Who is an Independent Director?

Independent members shall mean non-executive members of the Board of Directors who never were or were more than three years ago a member of the executive management and who have no or comparatively minor business relations with the company.

Types of Committees:
  1. Audit Committee:Composition: The Committee should consist of non-executive, preferably independent members of the Board of Directors. A majority of members, including the Chairman, should be financially literate. Role of Audit Committee:
    1. The Audit Committee should form an impression of the effectiveness of the external audit (the statutory auditors or, if applicable, the group auditors), and the internal audit as well as of their mutual cooperation.
    2. The Audit Committee should additionally assess the quality of the internal control system, including risk management and should have an appreciation of the state of compliance with norms within the company.
    3. The Audit Committee should review the individual and consolidated financial statements as well as the interim statements intended for publication. It should discuss these with the Chief Financial Officer and the head of the internal audit separately, if occasion warrant, with the head of the external audit.
    4. The Audit Committee should decide whether the individual and consolidated financial statements be recommended to the Board of Directors for presentation to the General Shareholders’ Meeting. The Audit Committee should assess the performance and the fees charged by the external auditors and ascertain their independence. It should examine compatibility of the auditing responsibilities with any consulting mandates.
  2. Compensation CommitteeComposition: A majority of the Compensation Committee should consist of non-executive and independent members of the Board of Directors. Role of Compensation Committee:
    1. The Compensation Committee should take care that the company offers an overall package of remuneration, which corresponds to performance and the market, in order to attract and retain persons with the necessary skills and character.
    2. The remuneration should be demonstrably contingent upon sustainable company success and the individual contribution by the person in question. False incentives should be avoided.

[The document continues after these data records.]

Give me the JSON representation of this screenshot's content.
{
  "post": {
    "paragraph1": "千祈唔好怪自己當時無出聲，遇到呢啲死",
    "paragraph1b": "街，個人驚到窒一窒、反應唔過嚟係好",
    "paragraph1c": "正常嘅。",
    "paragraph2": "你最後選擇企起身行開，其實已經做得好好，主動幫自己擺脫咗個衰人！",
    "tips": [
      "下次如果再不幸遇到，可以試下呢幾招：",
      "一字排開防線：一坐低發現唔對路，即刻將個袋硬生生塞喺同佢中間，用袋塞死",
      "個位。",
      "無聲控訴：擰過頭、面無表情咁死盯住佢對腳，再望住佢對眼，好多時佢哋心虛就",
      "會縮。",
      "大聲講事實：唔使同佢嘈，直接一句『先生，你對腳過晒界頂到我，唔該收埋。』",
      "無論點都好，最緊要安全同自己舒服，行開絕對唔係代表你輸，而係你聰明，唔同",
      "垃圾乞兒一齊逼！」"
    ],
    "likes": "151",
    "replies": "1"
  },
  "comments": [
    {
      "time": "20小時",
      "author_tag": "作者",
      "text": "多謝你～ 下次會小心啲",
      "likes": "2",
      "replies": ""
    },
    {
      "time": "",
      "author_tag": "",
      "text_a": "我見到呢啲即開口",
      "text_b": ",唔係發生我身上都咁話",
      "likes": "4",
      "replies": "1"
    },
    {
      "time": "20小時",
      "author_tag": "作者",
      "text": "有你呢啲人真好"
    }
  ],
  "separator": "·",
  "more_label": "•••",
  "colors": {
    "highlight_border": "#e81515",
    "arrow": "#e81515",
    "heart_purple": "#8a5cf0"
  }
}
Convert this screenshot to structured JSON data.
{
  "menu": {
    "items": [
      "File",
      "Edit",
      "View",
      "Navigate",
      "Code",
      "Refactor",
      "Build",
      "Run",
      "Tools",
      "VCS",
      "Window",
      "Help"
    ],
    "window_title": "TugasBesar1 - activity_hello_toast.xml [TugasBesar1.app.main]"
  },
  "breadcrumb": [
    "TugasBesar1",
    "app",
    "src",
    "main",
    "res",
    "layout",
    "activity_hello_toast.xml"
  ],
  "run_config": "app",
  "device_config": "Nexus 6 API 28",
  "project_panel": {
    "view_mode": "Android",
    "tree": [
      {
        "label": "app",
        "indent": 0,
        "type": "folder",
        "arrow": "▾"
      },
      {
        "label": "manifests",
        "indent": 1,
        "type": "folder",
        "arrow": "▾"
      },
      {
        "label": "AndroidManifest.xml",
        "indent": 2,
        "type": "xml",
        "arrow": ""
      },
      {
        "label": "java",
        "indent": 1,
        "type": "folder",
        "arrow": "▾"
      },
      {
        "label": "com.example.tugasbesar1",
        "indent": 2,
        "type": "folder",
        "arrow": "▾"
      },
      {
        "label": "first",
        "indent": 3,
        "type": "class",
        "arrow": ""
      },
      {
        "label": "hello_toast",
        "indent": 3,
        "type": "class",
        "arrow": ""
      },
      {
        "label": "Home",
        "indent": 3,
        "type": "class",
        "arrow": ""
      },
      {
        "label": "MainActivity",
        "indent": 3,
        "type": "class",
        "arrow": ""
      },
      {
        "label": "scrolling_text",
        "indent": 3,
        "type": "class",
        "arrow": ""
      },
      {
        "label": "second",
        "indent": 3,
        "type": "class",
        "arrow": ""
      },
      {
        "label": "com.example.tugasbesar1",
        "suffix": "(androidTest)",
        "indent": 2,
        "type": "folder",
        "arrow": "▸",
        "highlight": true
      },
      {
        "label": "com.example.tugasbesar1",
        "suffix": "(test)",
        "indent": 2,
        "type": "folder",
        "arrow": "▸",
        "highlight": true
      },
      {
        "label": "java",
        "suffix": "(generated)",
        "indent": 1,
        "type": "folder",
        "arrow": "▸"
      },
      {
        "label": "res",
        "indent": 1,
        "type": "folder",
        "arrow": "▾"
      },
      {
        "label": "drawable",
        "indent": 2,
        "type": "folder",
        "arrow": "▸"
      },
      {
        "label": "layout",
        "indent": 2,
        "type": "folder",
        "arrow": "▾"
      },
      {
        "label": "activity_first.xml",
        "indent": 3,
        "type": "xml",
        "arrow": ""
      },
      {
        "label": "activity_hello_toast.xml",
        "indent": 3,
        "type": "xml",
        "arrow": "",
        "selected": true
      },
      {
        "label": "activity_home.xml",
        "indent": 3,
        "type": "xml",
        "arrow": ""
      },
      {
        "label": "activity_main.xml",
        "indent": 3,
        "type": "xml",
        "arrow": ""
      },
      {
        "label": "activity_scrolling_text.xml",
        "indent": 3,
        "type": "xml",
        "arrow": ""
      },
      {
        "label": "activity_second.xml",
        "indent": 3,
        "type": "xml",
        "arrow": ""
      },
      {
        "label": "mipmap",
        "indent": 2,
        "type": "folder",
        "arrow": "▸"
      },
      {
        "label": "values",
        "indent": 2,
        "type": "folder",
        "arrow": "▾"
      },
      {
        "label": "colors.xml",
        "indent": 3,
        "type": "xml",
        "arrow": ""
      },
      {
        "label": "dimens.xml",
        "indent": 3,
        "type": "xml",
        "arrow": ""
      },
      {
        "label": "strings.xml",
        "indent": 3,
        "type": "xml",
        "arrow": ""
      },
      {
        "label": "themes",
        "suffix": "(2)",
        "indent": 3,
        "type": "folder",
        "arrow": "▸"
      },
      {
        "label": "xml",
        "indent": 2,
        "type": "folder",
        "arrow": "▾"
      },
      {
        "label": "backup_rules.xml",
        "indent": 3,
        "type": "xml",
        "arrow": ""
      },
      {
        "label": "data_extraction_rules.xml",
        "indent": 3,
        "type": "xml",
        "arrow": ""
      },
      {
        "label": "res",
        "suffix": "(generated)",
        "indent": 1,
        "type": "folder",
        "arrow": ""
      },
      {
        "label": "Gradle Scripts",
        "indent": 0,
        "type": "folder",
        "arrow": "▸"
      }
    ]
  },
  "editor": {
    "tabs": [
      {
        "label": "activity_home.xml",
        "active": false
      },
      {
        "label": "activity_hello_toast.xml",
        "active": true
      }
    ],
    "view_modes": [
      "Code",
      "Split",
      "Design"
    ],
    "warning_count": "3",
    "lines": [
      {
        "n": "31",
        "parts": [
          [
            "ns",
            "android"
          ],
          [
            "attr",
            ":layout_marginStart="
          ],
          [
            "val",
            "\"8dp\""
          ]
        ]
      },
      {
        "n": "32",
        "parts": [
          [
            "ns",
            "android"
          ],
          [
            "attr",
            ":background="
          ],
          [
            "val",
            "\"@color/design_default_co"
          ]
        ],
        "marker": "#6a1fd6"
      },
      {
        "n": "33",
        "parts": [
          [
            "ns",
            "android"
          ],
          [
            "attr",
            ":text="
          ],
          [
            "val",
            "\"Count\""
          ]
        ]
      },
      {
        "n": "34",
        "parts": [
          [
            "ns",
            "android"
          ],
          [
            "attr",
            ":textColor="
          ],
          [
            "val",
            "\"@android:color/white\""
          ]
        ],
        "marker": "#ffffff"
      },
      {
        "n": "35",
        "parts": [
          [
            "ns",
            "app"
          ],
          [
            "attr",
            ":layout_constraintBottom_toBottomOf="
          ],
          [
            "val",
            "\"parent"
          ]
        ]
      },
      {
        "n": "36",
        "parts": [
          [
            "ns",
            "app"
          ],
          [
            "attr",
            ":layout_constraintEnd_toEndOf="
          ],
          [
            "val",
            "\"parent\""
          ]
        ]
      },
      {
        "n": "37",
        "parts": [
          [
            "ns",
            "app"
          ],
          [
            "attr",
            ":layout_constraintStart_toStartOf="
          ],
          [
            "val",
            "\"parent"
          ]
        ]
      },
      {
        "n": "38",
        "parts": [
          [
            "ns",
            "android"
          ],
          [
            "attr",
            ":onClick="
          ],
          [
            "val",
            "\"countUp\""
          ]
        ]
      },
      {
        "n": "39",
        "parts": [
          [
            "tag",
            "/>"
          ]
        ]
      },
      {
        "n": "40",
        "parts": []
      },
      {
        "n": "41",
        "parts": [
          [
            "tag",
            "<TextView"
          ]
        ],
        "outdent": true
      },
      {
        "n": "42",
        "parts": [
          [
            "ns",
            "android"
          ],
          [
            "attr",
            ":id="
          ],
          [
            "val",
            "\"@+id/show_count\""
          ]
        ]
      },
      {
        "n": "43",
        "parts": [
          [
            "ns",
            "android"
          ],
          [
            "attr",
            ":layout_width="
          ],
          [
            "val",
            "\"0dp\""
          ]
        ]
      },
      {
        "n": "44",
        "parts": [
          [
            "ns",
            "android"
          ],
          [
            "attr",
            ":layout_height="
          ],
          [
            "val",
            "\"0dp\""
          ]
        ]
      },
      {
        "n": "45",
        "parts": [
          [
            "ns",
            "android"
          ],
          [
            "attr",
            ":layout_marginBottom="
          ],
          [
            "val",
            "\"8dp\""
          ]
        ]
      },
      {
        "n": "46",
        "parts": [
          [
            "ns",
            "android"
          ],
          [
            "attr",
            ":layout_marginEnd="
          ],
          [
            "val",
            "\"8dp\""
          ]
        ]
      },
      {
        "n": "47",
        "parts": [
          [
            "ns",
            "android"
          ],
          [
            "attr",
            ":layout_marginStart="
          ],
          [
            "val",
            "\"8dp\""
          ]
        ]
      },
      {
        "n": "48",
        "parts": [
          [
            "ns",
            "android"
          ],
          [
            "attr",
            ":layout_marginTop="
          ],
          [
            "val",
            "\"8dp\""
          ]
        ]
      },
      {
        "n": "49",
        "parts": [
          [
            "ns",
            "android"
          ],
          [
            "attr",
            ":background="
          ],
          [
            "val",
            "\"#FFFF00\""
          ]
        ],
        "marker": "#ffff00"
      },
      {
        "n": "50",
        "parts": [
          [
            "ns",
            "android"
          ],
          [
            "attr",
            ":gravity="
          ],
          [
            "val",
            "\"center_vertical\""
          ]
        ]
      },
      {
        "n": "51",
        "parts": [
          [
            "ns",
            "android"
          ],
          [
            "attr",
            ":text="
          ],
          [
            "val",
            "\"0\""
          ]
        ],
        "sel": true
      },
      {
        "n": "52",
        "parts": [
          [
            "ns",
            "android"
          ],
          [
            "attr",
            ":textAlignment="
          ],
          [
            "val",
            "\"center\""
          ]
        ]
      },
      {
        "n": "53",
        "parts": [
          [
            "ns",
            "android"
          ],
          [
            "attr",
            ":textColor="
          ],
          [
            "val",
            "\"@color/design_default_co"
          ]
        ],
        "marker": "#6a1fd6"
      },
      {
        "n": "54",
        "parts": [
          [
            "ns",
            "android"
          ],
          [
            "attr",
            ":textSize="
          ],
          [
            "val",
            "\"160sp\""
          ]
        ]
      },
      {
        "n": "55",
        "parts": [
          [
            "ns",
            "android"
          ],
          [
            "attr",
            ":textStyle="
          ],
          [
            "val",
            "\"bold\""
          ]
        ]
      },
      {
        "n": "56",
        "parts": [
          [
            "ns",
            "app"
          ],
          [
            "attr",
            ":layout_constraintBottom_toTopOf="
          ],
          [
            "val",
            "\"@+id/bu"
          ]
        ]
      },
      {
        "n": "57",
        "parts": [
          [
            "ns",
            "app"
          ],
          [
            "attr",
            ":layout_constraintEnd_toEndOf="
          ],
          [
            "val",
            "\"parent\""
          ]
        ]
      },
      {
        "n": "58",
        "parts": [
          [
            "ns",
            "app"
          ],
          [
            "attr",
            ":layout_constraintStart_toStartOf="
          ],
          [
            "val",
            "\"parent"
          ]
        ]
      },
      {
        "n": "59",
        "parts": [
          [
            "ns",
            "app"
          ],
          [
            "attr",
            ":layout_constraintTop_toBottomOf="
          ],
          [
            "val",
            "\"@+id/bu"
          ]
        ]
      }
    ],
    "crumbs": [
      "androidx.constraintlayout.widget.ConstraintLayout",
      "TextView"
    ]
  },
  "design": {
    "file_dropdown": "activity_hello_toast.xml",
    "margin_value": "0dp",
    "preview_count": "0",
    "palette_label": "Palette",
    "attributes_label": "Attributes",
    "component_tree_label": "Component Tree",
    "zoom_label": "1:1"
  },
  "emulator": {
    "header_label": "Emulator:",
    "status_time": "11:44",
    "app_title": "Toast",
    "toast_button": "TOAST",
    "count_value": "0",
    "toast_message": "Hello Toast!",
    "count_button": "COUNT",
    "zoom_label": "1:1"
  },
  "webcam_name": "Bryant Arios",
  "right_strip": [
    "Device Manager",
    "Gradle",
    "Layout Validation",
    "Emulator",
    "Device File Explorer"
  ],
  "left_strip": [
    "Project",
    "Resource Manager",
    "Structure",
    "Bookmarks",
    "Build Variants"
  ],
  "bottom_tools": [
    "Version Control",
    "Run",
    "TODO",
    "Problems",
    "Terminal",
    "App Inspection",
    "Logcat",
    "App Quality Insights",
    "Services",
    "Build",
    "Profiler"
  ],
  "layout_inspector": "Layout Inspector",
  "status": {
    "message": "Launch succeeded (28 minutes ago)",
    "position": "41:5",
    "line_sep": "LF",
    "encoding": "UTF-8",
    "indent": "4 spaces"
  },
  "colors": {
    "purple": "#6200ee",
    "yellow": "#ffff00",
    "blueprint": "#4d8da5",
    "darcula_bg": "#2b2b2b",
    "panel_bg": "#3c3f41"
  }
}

    3. The dilution effect caused by share option schemes for senior managers should be minimized and the conditions for exercising options shall not be modified subsequently in favour of the option holders.
    4. Contracts of employment with top managers should contain such provisions on termination of employment as are commensurate with market conditions and which protect the company’s interest.
    5. In case of early termination of a top management contract only such severance compensation should be paid which is either owed due to the contract or which has been negotiated in compatibility with the interests of the company.
  3. Nomination CommitteeComposition: As a general practice, the majority of the Nomination Committee should consist of non-executive and independent members from the Board of Directors. Role of Nomination Committee:
    1. The Nomination Committee should lay down the principles for the selection of candidates for election or re-election to the Board of Directors and prepare a list of selection in accordance with these criteria.
    2. The Nomination Committee may also be assigned responsibilities in connection with the selection and assessment of candidates for top management.
Conclusion: The legal basis for Swiss code of Best Practice for Corporate Governance is Disclosure (comply or explain) and the objective is to improve self-regulation and provide recommendations on structuring the remuneration system. It can be observed that the Swiss code has some marked similarities with that of the Corporate Governance standards followed in India as prescribed by SEBI.